Indeed, the country’s entire social structure has been turned on its head since the war. Before the shooting began an estimated 61 percent of the population lived in rural areas. Today an equal number live in urban areas and there are indications that at least some of these people do not want to return to village life. One local study suggested as many as 35 percent of Bosnia’s displaced would like to sell their old homes and move to a new location.

UNHCR reduced its operating budget from $87 million in 1998 to $64 million in 1999 and reorientated many of its projects. Funding for shelter projects such as house reconstruction was slashed by two-thirds from $30 million to $9 million, underlining the organization’s decision to phase out emergency reconstruction programs which other agencies will now take over. Increased emphasis was placed on UNHCR ‘core’ projects such as high visibility protection programs including increased numbers of ‘house calls’ and monitoring patrols by protection officers in return areas and monitoring and strengthening court systems, the police and humanitarian institutions.

Senior program officer Kilian Kleinschmidt said UNHCR’s ‘inter-entity’ bus line program which was designed to break down barriers between the various groups by offering free transport to and from different ethnic areas will also be reshaped. In future, the buses will carry people not only internally within Bosnia but, it is hoped, to and from neighboring Croatia and Yugoslavia. Since Dayton, the fleet has carried an estimated 800,000 people annually, a success story which Kleinschmidt termed “one of our most beautiful activities.” He now hopes to replicate that on a regional basis.

Many field workers are convinced they are now in a race against time. Says Barry Rigby, head of UNHCR’s Bosnia operations, “This may be a defining year. It may be our last chance” to make a major impact on minority return. Some European governments are already professing a preference for ‘relocation’ rather than minority return whereby refugees would continue to be encouraged to go back to Bosnia and ‘relocate’ to majority ethnic areas rather than going to their old homes.

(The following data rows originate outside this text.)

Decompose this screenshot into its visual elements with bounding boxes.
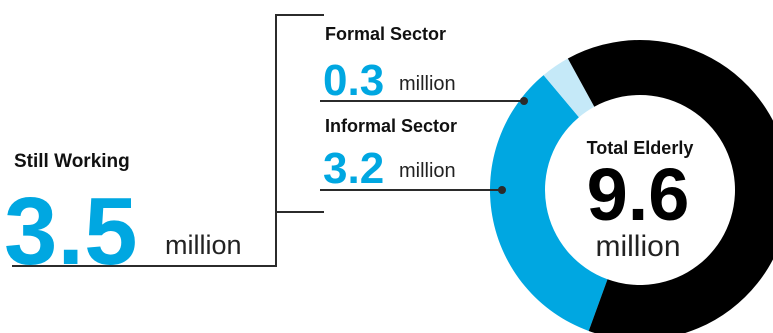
donut-slice-informal	[489, 75, 608, 331]
total-unit: million	[595, 230, 680, 263]
formal-leader-dot	[520, 97, 528, 105]
donut-slice-formal	[543, 58, 595, 118]
informal-sector-unit: million	[399, 160, 456, 182]
still-working-title: Still Working	[14, 151, 130, 172]
still-working-unit: million	[165, 230, 242, 260]
donut-slice-not-working	[567, 40, 773, 333]
connector-lines	[12, 14, 524, 267]
still-working-value: 3.5	[4, 178, 137, 285]
formal-sector-value: 0.3	[323, 56, 384, 105]
informal-sector-title: Informal Sector	[325, 116, 457, 136]
informal-sector-value: 3.2	[323, 144, 384, 193]
donut-chart	[489, 40, 773, 333]
informal-leader-dot	[498, 186, 506, 194]
bracket-line	[12, 14, 324, 267]
formal-sector-unit: million	[399, 73, 456, 95]
formal-sector-title: Formal Sector	[325, 24, 446, 44]
total-value: 9.6	[587, 153, 690, 236]
total-title: Total Elderly	[587, 138, 694, 158]
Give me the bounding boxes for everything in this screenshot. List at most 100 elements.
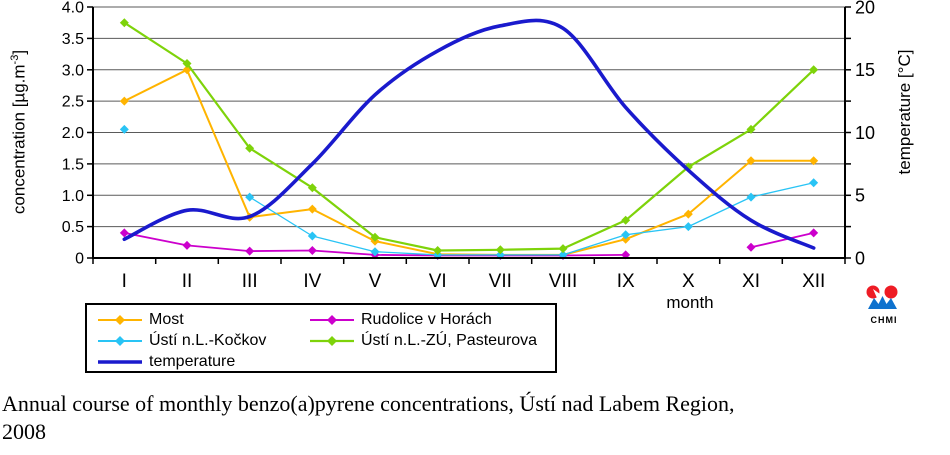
- figure-caption: Annual course of monthly benzo(a)pyrene …: [2, 390, 948, 446]
- series-most-line: [123, 68, 815, 256]
- series-most-marker: [683, 209, 693, 219]
- series-rudolice-v-horach-marker: [119, 228, 129, 238]
- y-right-tick-label: 5: [855, 186, 865, 206]
- x-tick-label: III: [242, 271, 258, 292]
- series-rudolice-v-horach-marker: [746, 242, 756, 252]
- legend-box: Most Rudolice v Horách Ústí n.L.-Kočkov Úst…: [85, 303, 557, 373]
- y-left-tick-label: 0: [75, 251, 84, 268]
- y-left-tick-label: 3.5: [62, 31, 84, 48]
- legend-label-temperature: temperature: [149, 353, 236, 370]
- y-axis-title-temperature: temperature [°C]: [895, 49, 914, 175]
- y-left-tick-label: 2.5: [62, 94, 84, 111]
- series-usti-n-l-zu-pasteurova-marker: [433, 246, 443, 255]
- series-usti-n-l-zu-pasteurova-marker: [558, 244, 568, 254]
- y-right-tick-label: 15: [855, 60, 875, 80]
- legend-item-usti-n-l-zu-pasteurova: Ústí n.L.-ZÚ, Pasteurova: [309, 332, 537, 350]
- chmi-logo-blue-wave: [868, 296, 897, 309]
- legend-item-most: Most: [97, 311, 184, 329]
- series-usti-n-l-kockov-marker: [809, 178, 819, 188]
- series-rudolice-v-horach-marker: [307, 246, 317, 255]
- y-left-tick-label: 0.5: [62, 219, 84, 236]
- legend-marker-rudolice-v-horach: [310, 315, 354, 325]
- legend-label-usti-n-l-zu-pasteurova: Ústí n.L.-ZÚ, Pasteurova: [361, 332, 538, 349]
- y-right-tick-label: 10: [855, 123, 875, 143]
- y-left-tick-label: 1.0: [62, 188, 84, 205]
- series-usti-n-l-zu-pasteurova-marker: [370, 232, 380, 242]
- legend-item-rudolice-v-horach: Rudolice v Horách: [309, 311, 492, 329]
- y-left-tick-label: 1.5: [62, 157, 84, 174]
- x-tick-label: X: [682, 271, 695, 292]
- x-tick-label: IX: [617, 271, 635, 292]
- y-axis-title-text: concentration [µg.m: [9, 64, 29, 215]
- y-axis-title-bracket: ]: [9, 49, 29, 55]
- caption-line-1: Annual course of monthly benzo(a)pyrene …: [2, 391, 735, 416]
- y-axis-left-ticks: 4.0 3.5 3.0 2.5 2.0 1.5 1.0 0.5 0: [62, 0, 93, 268]
- y-right-tick-label: 0: [855, 248, 865, 268]
- x-tick-label: VIII: [549, 271, 578, 292]
- series-usti-n-l-kockov-marker: [119, 124, 129, 134]
- series-usti-n-l-kockov-marker: [370, 247, 380, 257]
- y-axis-title-superscript: -3: [9, 54, 21, 65]
- series-most-marker: [307, 204, 317, 214]
- x-tick-label: VI: [429, 271, 447, 292]
- x-tick-label: XI: [742, 271, 760, 292]
- series-usti-n-l-zu-pasteurova-marker: [119, 18, 129, 28]
- chmi-logo-graphic: [866, 285, 898, 309]
- series-usti-n-l-zu-pasteurova-marker: [307, 183, 317, 193]
- y-right-tick-label: 20: [855, 0, 875, 17]
- x-tick-label: I: [122, 271, 127, 292]
- x-tick-label: XII: [802, 271, 825, 292]
- series-most: [119, 65, 819, 260]
- series-usti-n-l-zu-pasteurova: [119, 18, 819, 255]
- chart-plot-area: 4.0 3.5 3.0 2.5 2.0 1.5 1.0 0.5 0 20 15 10 5 0 I II III I…: [62, 0, 875, 292]
- series-rudolice-v-horach-line: [750, 232, 815, 249]
- x-tick-label: IV: [303, 271, 321, 292]
- legend-marker-most: [98, 315, 142, 325]
- series-usti-n-l-kockov-line: [249, 182, 815, 256]
- series-usti-n-l-kockov-marker: [746, 192, 756, 202]
- caption-line-2: 2008: [2, 419, 46, 444]
- series-usti-n-l-zu-pasteurova-marker: [746, 124, 756, 134]
- series-usti-n-l-kockov-marker: [307, 231, 317, 241]
- series-most-marker: [746, 156, 756, 166]
- series-temperature-line: [122, 18, 816, 250]
- chmi-logo-text: CHMI: [870, 315, 898, 325]
- series-most-marker: [119, 96, 129, 106]
- series-most-marker: [809, 156, 819, 166]
- x-tick-label: II: [182, 271, 193, 292]
- y-axis-right-ticks: 20 15 10 5 0: [845, 0, 875, 268]
- series-temperature: [122, 18, 816, 250]
- x-tick-label: V: [369, 271, 382, 292]
- gridlines: [93, 6, 845, 228]
- x-axis-ticks: [92, 258, 846, 264]
- legend-label-most: Most: [149, 311, 184, 328]
- legend-label-rudolice-v-horach: Rudolice v Horách: [361, 311, 492, 328]
- chmi-logo-notch: [873, 289, 880, 298]
- chmi-logo-red-circle-right: [884, 285, 898, 299]
- legend-label-usti-n-l-kockov: Ústí n.L.-Kočkov: [149, 332, 267, 349]
- x-axis-labels: I II III IV V VI VII VIII IX X XI XII: [122, 271, 826, 292]
- y-left-tick-label: 3.0: [62, 62, 84, 79]
- legend-item-usti-n-l-kockov: Ústí n.L.-Kočkov: [97, 332, 266, 350]
- chmi-logo: CHMI: [862, 285, 906, 325]
- y-axis-title-concentration: concentration [µg.m-3]: [9, 17, 31, 247]
- y-left-tick-label: 4.0: [62, 0, 84, 17]
- series-usti-n-l-zu-pasteurova-marker: [621, 215, 631, 225]
- series-rudolice-v-horach-marker: [182, 240, 192, 250]
- series-usti-n-l-kockov-marker: [245, 192, 255, 202]
- series-usti-n-l-kockov-marker: [683, 222, 693, 232]
- legend-item-temperature: temperature: [97, 353, 235, 371]
- legend-marker-temperature: [98, 360, 142, 364]
- series-usti-n-l-zu-pasteurova-line: [123, 21, 815, 252]
- series-usti-n-l-zu-pasteurova-marker: [245, 143, 255, 153]
- series-usti-n-l-zu-pasteurova-marker: [182, 59, 192, 68]
- series-usti-n-l-kockov-marker: [621, 230, 631, 240]
- legend-marker-usti-n-l-zu-pasteurova: [310, 336, 354, 346]
- series-rudolice-v-horach-marker: [245, 246, 255, 256]
- legend-marker-usti-n-l-kockov: [98, 336, 142, 346]
- series-usti-n-l-zu-pasteurova-marker: [809, 65, 819, 75]
- y-left-tick-label: 2.0: [62, 125, 84, 142]
- x-tick-label: VII: [489, 271, 512, 292]
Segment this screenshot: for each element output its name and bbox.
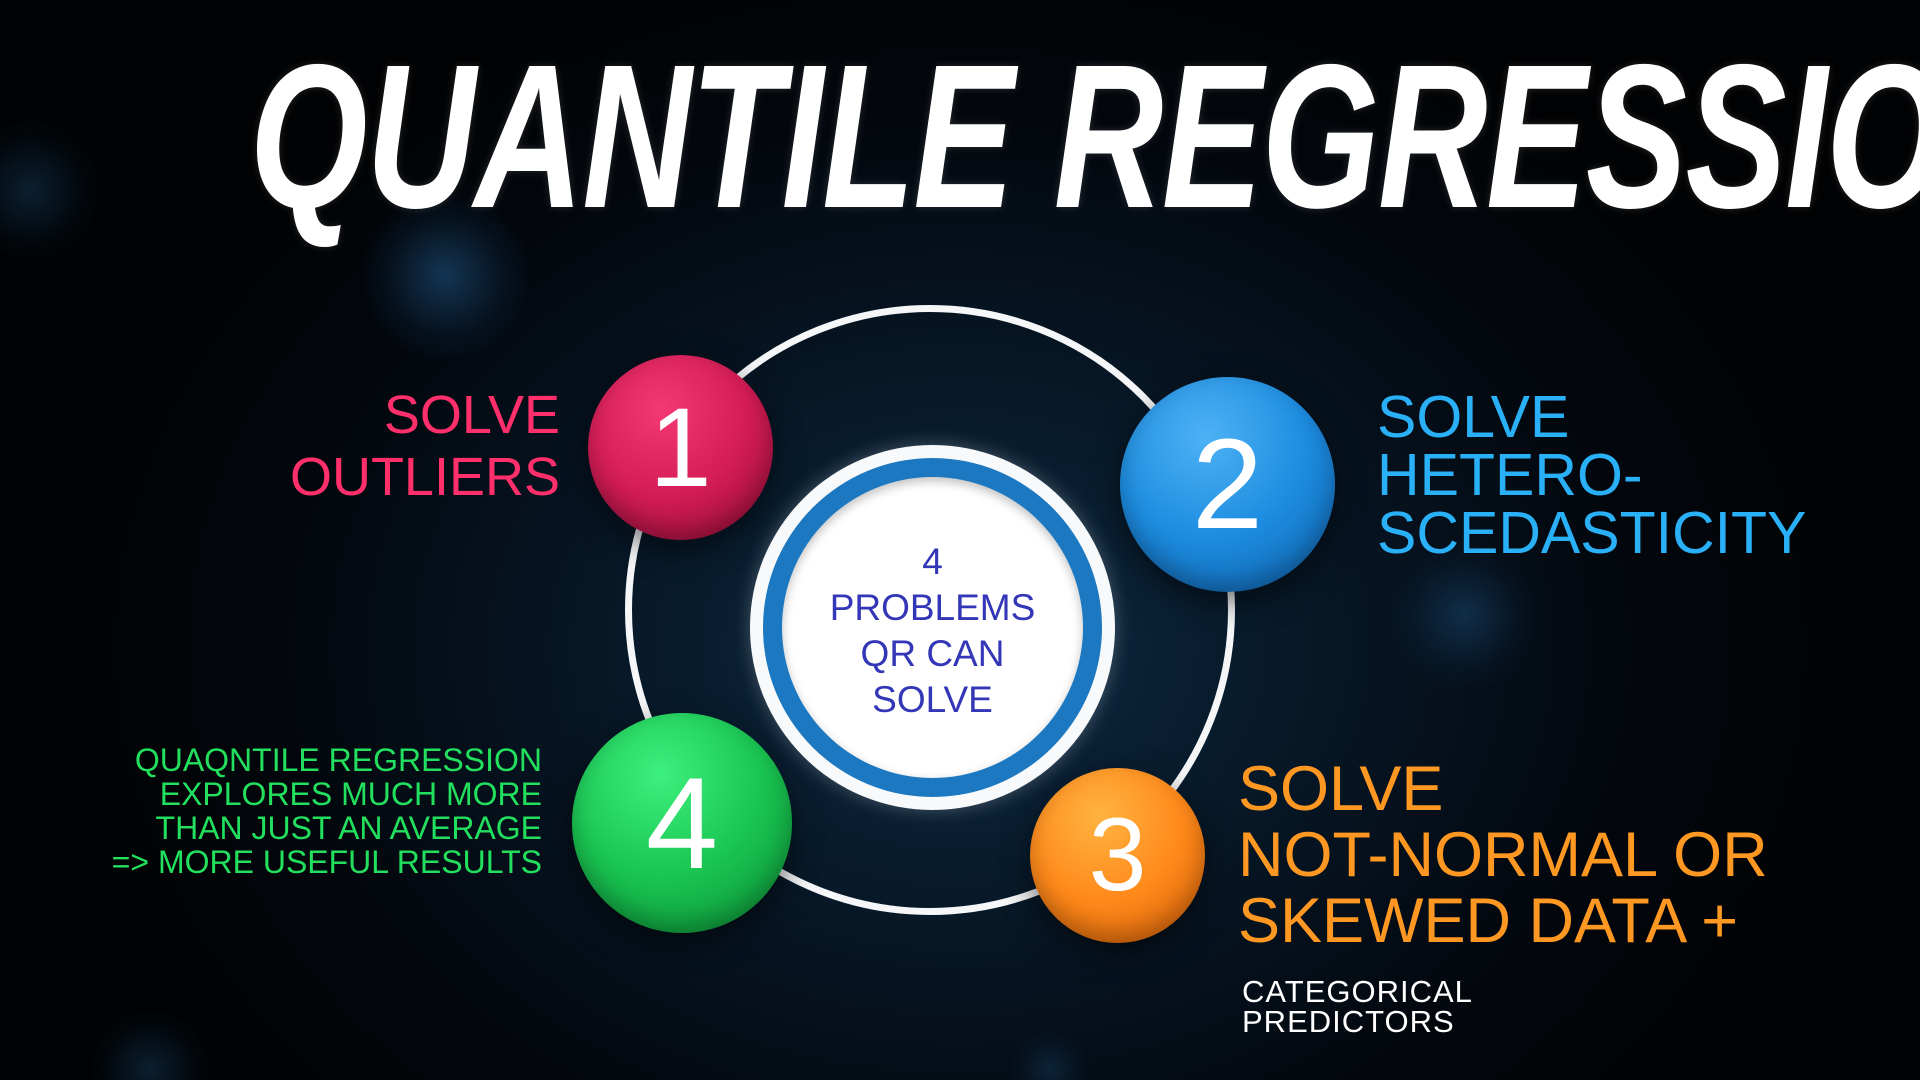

Such a plan has one obvious merit; it would be far simpler to implement than trying to help hundreds of thousands of people return to areas where the local authorities now in place don’t want them and at times are willing to resort to violence to stop them. Critics argue the international community would then be complicit in supporting the basic aim of the war extremists in establishing ethnically cleansed mini-states. According to the respected International Crisis Group, Bosnia’s peace is still “built on shifting sands” and in such a situation there are no easy answers.